Suggestion: Perhaps Slow Food could link with the Irish Immigration Support Centre in Cork.
- The Grassroots of the Revolution: Edible Education
Alice Waters, Stephanie Alexander, Vandana Shiva, Darina Allen, Sam Levin, Ange Barry, Hayu Dyah Patria, Namrata Bali, Noel Nanyunja, Ursula Hudson and Valeria Cometti spoke about edible school education and the value of school gardens. All the contributions were fascinating but Stephanie Alexander, Australian chef and founder of the Stephanie Alexander Kitchen Garden Foundation, said her motivation comes from a strong belief in the power of pleasure, texture and experience of food. Starting from a pilot garden in 2001, to date the program has received around 20 million dollars in government funding and currently there are 270 participating schools. The Foundation has just secured enough money to take the program to 10% of all Australian schools within the next 2½ years.
See kitchengardenfoundation.org.au and www.edibleschoolyard.org.
- Carlo Petrini urged us to become more political
Slow Food is now acknowledged as a very important voice in world political debate. Terra Madre has created a new food culture. There’s a growing awareness around the world about the loss of biodiversity and the importance of looking after the land, water and seas. Almost 1,000 people crammed into the lecture theatre for the ‘Seeds: Where do we Start?’ lecture - people sat on the floor behind the rows of seats, stood up against the walls, desperate to hear Vandana Shiva and others give spirited presentations on the saving and patenting of seeds. Vandana Shiva spoke graphically about the genocide of farmer suicides in India and the scandal of biopiracy. She has written a new Seed Manifesto which she urged everyone to sign. Seed is life, farmers not multinational seed companies should be the owners and custodians of the world’s seeds.
Seed Manifesto www. seedfreedom.in
The Slow Food Youth Movement has really gathered momentum since the last Terra Madre, with particularly active chapters in the Netherlands, Germany, US and UK. They are involved in a myriad of community projects and are determined “to be the change they want to see”. It is worth noting that Barry Bryan of Irish Slow Food Youth Network and Ben Craig are motivated to increasing active participation in schools and colleges around the country.
Bees – beekeepers from over 30 countries brought their honey to Terra Madre. It’s clear there is a serious disease problem and collapse of bee colonies globally. Urgent research is being conducted in many countries including Italy where neonicotinods and related substances used primarily on maize have been temporarily suspended from the market awaiting new studies. The EU is also analysing the phenomenon of bees dying. There is scientific consensus that bees are a bio indicator of the health of the planet. Germany, France and Slovenia adopted the recommendation, all other 23 countries in EU didn’t enforce the ban including Ireland.

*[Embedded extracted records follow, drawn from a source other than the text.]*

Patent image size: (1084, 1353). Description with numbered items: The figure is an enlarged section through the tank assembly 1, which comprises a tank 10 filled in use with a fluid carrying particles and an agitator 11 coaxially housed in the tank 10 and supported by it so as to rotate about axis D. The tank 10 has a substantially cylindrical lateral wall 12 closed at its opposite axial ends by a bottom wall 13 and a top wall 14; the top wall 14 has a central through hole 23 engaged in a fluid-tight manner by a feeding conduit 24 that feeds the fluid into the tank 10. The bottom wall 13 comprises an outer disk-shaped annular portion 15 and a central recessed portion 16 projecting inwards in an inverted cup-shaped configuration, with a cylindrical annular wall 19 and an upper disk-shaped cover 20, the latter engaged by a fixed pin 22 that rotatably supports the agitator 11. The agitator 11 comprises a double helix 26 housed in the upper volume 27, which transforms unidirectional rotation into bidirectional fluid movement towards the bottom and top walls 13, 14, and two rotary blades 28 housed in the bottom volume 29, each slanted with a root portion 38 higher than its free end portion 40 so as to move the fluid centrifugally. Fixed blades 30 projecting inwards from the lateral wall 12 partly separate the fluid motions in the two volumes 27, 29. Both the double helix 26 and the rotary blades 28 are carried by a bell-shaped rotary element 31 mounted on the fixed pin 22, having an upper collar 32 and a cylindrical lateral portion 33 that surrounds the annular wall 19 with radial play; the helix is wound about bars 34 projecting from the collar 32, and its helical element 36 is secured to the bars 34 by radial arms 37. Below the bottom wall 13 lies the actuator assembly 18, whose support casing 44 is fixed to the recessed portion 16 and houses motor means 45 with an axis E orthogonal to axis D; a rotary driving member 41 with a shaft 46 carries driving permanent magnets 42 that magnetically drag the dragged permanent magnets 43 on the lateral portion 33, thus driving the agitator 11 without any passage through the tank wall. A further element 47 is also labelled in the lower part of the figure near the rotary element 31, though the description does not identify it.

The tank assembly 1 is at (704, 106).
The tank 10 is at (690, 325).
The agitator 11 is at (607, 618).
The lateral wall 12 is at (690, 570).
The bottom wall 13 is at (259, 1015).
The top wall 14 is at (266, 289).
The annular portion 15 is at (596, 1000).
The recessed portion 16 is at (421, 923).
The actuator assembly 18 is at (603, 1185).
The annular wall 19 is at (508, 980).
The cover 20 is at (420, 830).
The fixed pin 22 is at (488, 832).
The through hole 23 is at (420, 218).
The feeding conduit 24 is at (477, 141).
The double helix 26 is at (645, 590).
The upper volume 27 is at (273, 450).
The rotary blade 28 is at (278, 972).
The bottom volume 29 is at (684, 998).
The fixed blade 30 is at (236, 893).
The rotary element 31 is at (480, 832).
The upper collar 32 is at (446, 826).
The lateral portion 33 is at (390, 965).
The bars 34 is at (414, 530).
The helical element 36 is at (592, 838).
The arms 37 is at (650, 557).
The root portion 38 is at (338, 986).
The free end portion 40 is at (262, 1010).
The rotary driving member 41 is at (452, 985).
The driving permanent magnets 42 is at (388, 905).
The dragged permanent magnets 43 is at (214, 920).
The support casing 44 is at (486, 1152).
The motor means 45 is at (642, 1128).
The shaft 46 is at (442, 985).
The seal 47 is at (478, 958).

In the University of London research has shown that chronic exposure to two commonly used pesticides in farming kills worker bees and damages their ability to forage for food.
Slow Food Beekeepers urged us to collect information on bee disease in all our various countries and encouraged reporting of cases of colony collapse or bees dying.
- 2014 is European Year of the Family Farm, exciting news for Ireland where 80% of our farmers are in this category. Perhaps at last there will be greater appreciation of the importance and potential of this sector.